The typical dynamic DHCP lease cycle is as follows:
- A client acquires an IP address lease through the allocation process of requesting one from the DHCP server.
- If a client already has an IP address from an existing lease, it needs to refresh its IP address when it reboots after being shut down and contact the DHCP server to have an IP address reallocated.
- Once a lease is active, the client is bound to the lease and to the address.
- Once the lease has expired, a client contacts the server that initially granted the lease to renew it so it can keep using its IP address.
- If a client is moving to a different network, its dynamic IP address is terminated, and it requests a new IP address from the DHCP server of the new network.
DHCP Scope
A DHCP scope is a valid range of IP addresses that are available for assignment or lease to client computers on a particular subnet. In a DHCP server, a scope is configured to determine the address pool of IPs that the server can provide to DHCP clients.
Scopes determine which IP addresses are provided to the clients. They should be defined and activated before DHCP clients use the DHCP server for its dynamic IP configuration. Users can configure as many scopes on a DHCP server as required in the network environment.
DORA
DORA helps in providing an IP address to hosts or client machines. DORA is the process that follows some steps between the server and client. It gets the IP address from the centralized server. It consists of four-stage:
- Discover — client sends a discover message to server
- Offer — server responds with an available IP address and options
- Request — client requests the IP address from server
- Acknowledge — server acknowledges client request and completes
APIPA
Automatic Private IP Addressing (APIPA) is a feature of Windows-based OSes — included since Windows 98 and Windows ME — that enables a Dynamic Host Configuration Protocol client to automatically assign an IP address to itself when there’s no DHCP server available to perform that function. APIPA serves as a DHCP server failover mechanism and makes it easier to configure and support small LANs.
As part of the APIPA assignment process, the DHCP client uses the Address Resolution Protocol (ARP) to ensure the chosen address isn’t being used by another network computer. Once the client has assigned itself an IP address, it can communicate over TCP/IP with other computers on the LAN that are either configured for APIPA or manually set to the correct address range and using a subnet mask of 255.255.0.0.

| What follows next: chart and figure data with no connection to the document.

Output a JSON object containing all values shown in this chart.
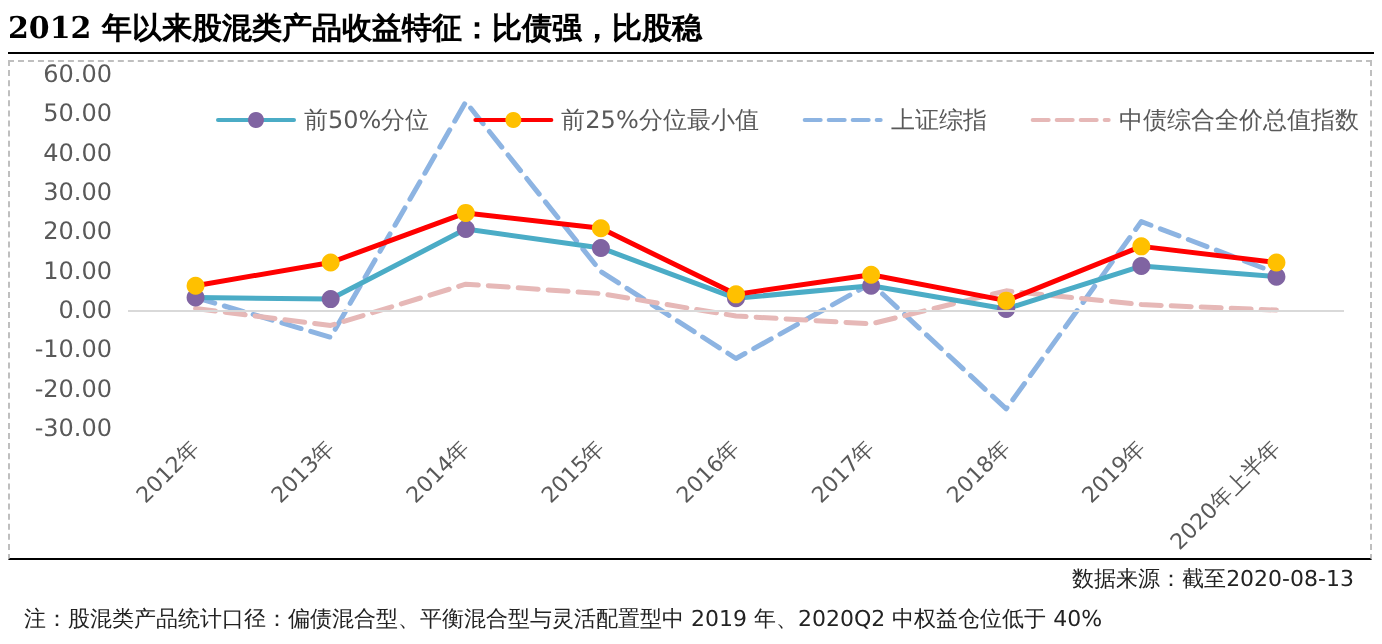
{
  "chart_data": {
    "type": "line",
    "title": "2012 年以来股混类产品收益特征：比债强，比股稳",
    "categories": [
      "2012年",
      "2013年",
      "2014年",
      "2015年",
      "2016年",
      "2017年",
      "2018年",
      "2019年",
      "2020年上半年"
    ],
    "series": [
      {
        "name": "前50%分位",
        "color": "#4bacc6",
        "colors": [
          "#8064a2",
          "#8064a2",
          "#8064a2",
          "#8064a2",
          "#8064a2",
          "#8064a2",
          "#8064a2",
          "#8064a2",
          "#8064a2"
        ],
        "marker": "circle",
        "line_style": "solid",
        "values": [
          3.2,
          2.8,
          20.6,
          15.8,
          3.0,
          6.2,
          0.3,
          11.2,
          8.5
        ]
      },
      {
        "name": "前25%分位最小值",
        "color": "#ff0000",
        "colors": [
          "#ffc000",
          "#ffc000",
          "#ffc000",
          "#ffc000",
          "#ffc000",
          "#ffc000",
          "#ffc000",
          "#ffc000",
          "#ffc000"
        ],
        "marker": "circle",
        "line_style": "solid",
        "values": [
          6.2,
          12.1,
          24.7,
          20.8,
          4.0,
          9.0,
          2.4,
          16.2,
          12.1
        ]
      },
      {
        "name": "上证综指",
        "color": "#8db4e2",
        "marker": "none",
        "line_style": "dashed",
        "values": [
          3.2,
          -6.9,
          52.9,
          9.8,
          -12.3,
          6.8,
          -25.1,
          22.5,
          9.4
        ]
      },
      {
        "name": "中债综合全价总值指数",
        "color": "#e6b8b7",
        "marker": "none",
        "line_style": "dashed",
        "values": [
          0.4,
          -3.9,
          6.6,
          4.2,
          -1.5,
          -3.5,
          4.9,
          1.4,
          0.0
        ]
      }
    ],
    "ylim": [
      -30,
      60
    ],
    "yticks": [
      {
        "value": -30,
        "label": "-30.00"
      },
      {
        "value": -20,
        "label": "-20.00"
      },
      {
        "value": -10,
        "label": "-10.00"
      },
      {
        "value": 0,
        "label": "0.00"
      },
      {
        "value": 10,
        "label": "10.00"
      },
      {
        "value": 20,
        "label": "20.00"
      },
      {
        "value": 30,
        "label": "30.00"
      },
      {
        "value": 40,
        "label": "40.00"
      },
      {
        "value": 50,
        "label": "50.00"
      },
      {
        "value": 60,
        "label": "60.00"
      }
    ],
    "grid": false,
    "ref_lines": [
      {
        "axis": "y",
        "value": 0,
        "color": "#d9d9d9"
      }
    ],
    "legend": "top",
    "annotations": [
      "数据来源：截至2020-08-13",
      "注：股混类产品统计口径：偏债混合型、平衡混合型与灵活配置型中 2019 年、2020Q2 中权益仓位低于 40%"
    ]
  }
}
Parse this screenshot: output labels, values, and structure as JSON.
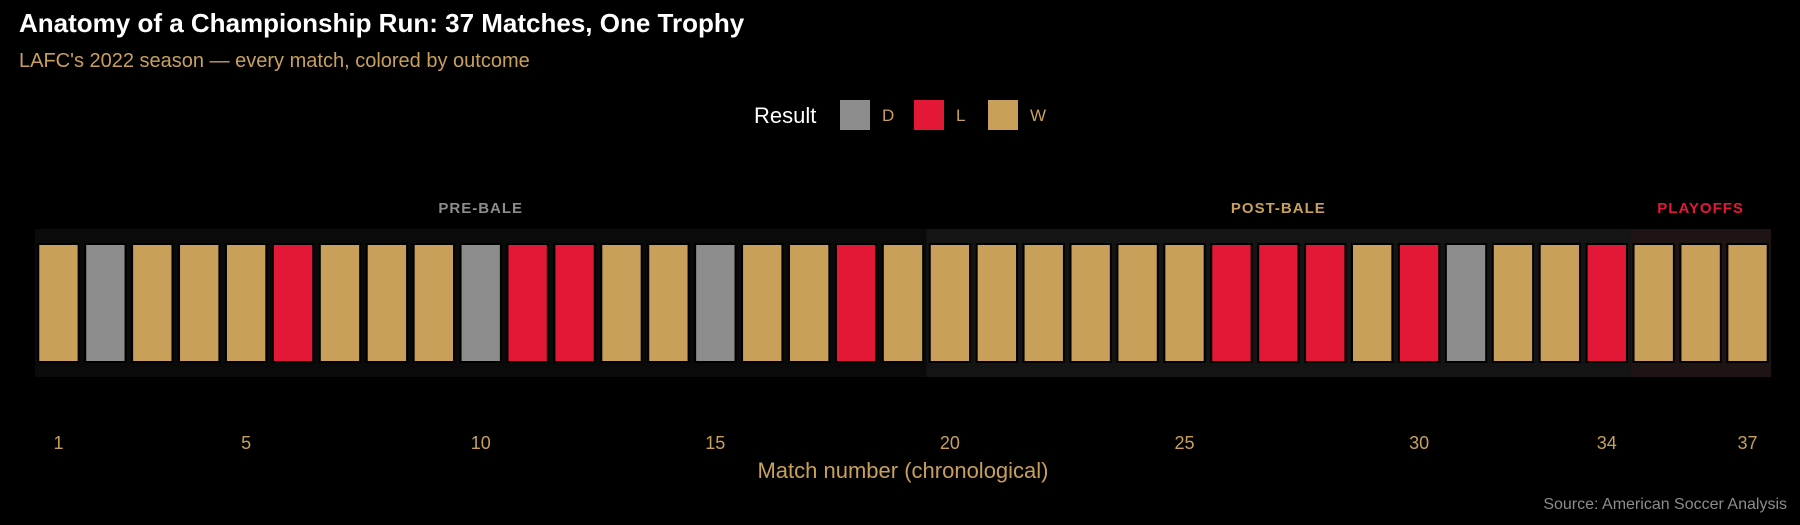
{
  "chart_data": {
    "type": "bar",
    "title": "Anatomy of a Championship Run: 37 Matches, One Trophy",
    "subtitle": "LAFC's 2022 season — every match, colored by outcome",
    "xlabel": "Match number (chronological)",
    "caption": "Source: American Soccer Analysis",
    "legend": {
      "title": "Result",
      "placement": "top-center",
      "entries": [
        {
          "key": "D",
          "label": "D",
          "color": "#8c8c8c"
        },
        {
          "key": "L",
          "label": "L",
          "color": "#e31837"
        },
        {
          "key": "W",
          "label": "W",
          "color": "#c8a05a"
        }
      ]
    },
    "x_ticks": [
      1,
      5,
      10,
      15,
      20,
      25,
      30,
      34,
      37
    ],
    "xlim": [
      0.5,
      37.5
    ],
    "eras": [
      {
        "label": "PRE-BALE",
        "start": 1,
        "end": 19,
        "label_color": "#8c8c8c",
        "band_color": "#0a0a0a"
      },
      {
        "label": "POST-BALE",
        "start": 20,
        "end": 34,
        "label_color": "#c8a05a",
        "band_color": "#141414"
      },
      {
        "label": "PLAYOFFS",
        "start": 35,
        "end": 37,
        "label_color": "#e31837",
        "band_color": "#1e1414"
      }
    ],
    "matches": [
      1,
      2,
      3,
      4,
      5,
      6,
      7,
      8,
      9,
      10,
      11,
      12,
      13,
      14,
      15,
      16,
      17,
      18,
      19,
      20,
      21,
      22,
      23,
      24,
      25,
      26,
      27,
      28,
      29,
      30,
      31,
      32,
      33,
      34,
      35,
      36,
      37
    ],
    "results": [
      "W",
      "D",
      "W",
      "W",
      "W",
      "L",
      "W",
      "W",
      "W",
      "D",
      "L",
      "L",
      "W",
      "W",
      "D",
      "W",
      "W",
      "L",
      "W",
      "W",
      "W",
      "W",
      "W",
      "W",
      "W",
      "L",
      "L",
      "L",
      "W",
      "L",
      "D",
      "W",
      "W",
      "L",
      "W",
      "W",
      "W"
    ],
    "grid": false
  }
}
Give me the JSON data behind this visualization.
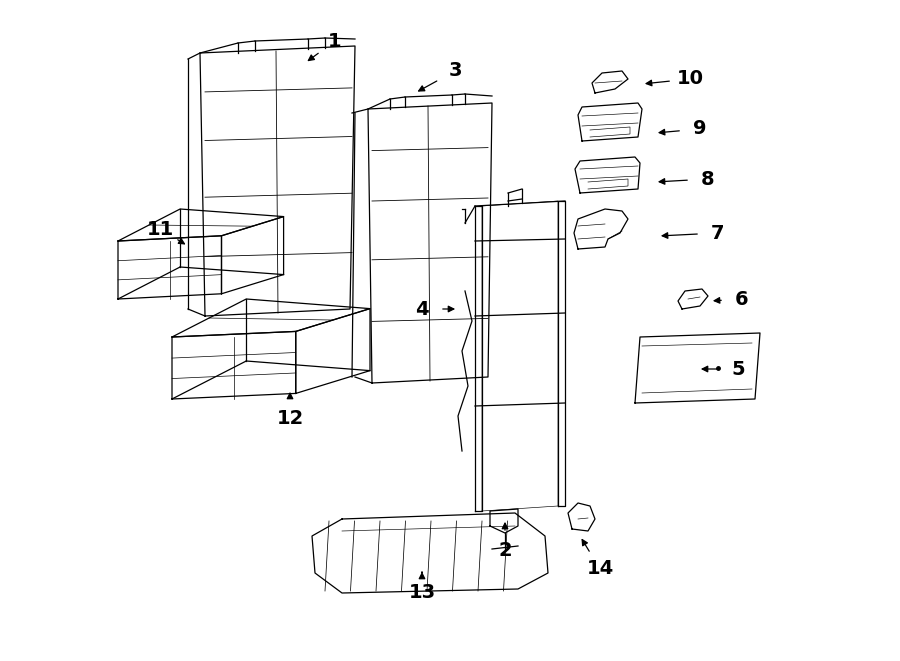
{
  "bg_color": "#ffffff",
  "line_color": "#000000",
  "figsize": [
    9.0,
    6.61
  ],
  "dpi": 100,
  "font_size_label": 14,
  "label_data": {
    "1": [
      3.35,
      6.2,
      3.05,
      5.98
    ],
    "2": [
      5.05,
      1.1,
      5.05,
      1.42
    ],
    "3": [
      4.55,
      5.9,
      4.15,
      5.68
    ],
    "4": [
      4.22,
      3.52,
      4.58,
      3.52
    ],
    "5": [
      7.38,
      2.92,
      6.98,
      2.92
    ],
    "6": [
      7.42,
      3.62,
      7.1,
      3.6
    ],
    "7": [
      7.18,
      4.28,
      6.58,
      4.25
    ],
    "8": [
      7.08,
      4.82,
      6.55,
      4.79
    ],
    "9": [
      7.0,
      5.32,
      6.55,
      5.28
    ],
    "10": [
      6.9,
      5.82,
      6.42,
      5.77
    ],
    "11": [
      1.6,
      4.32,
      1.88,
      4.15
    ],
    "12": [
      2.9,
      2.42,
      2.9,
      2.72
    ],
    "13": [
      4.22,
      0.68,
      4.22,
      0.92
    ],
    "14": [
      6.0,
      0.92,
      5.8,
      1.25
    ]
  }
}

The APIPA service can be beneficial even if the DCHP client has received a previous IP address from the DHCP server. This is true even if the lease for that address has expired. The user is typically notified when a DHCP client switches between DHCP and APIPA addressing. APIPA is enabled by default, but it can be disabled in some cases, depending on the OS and how the DHCP client is configured.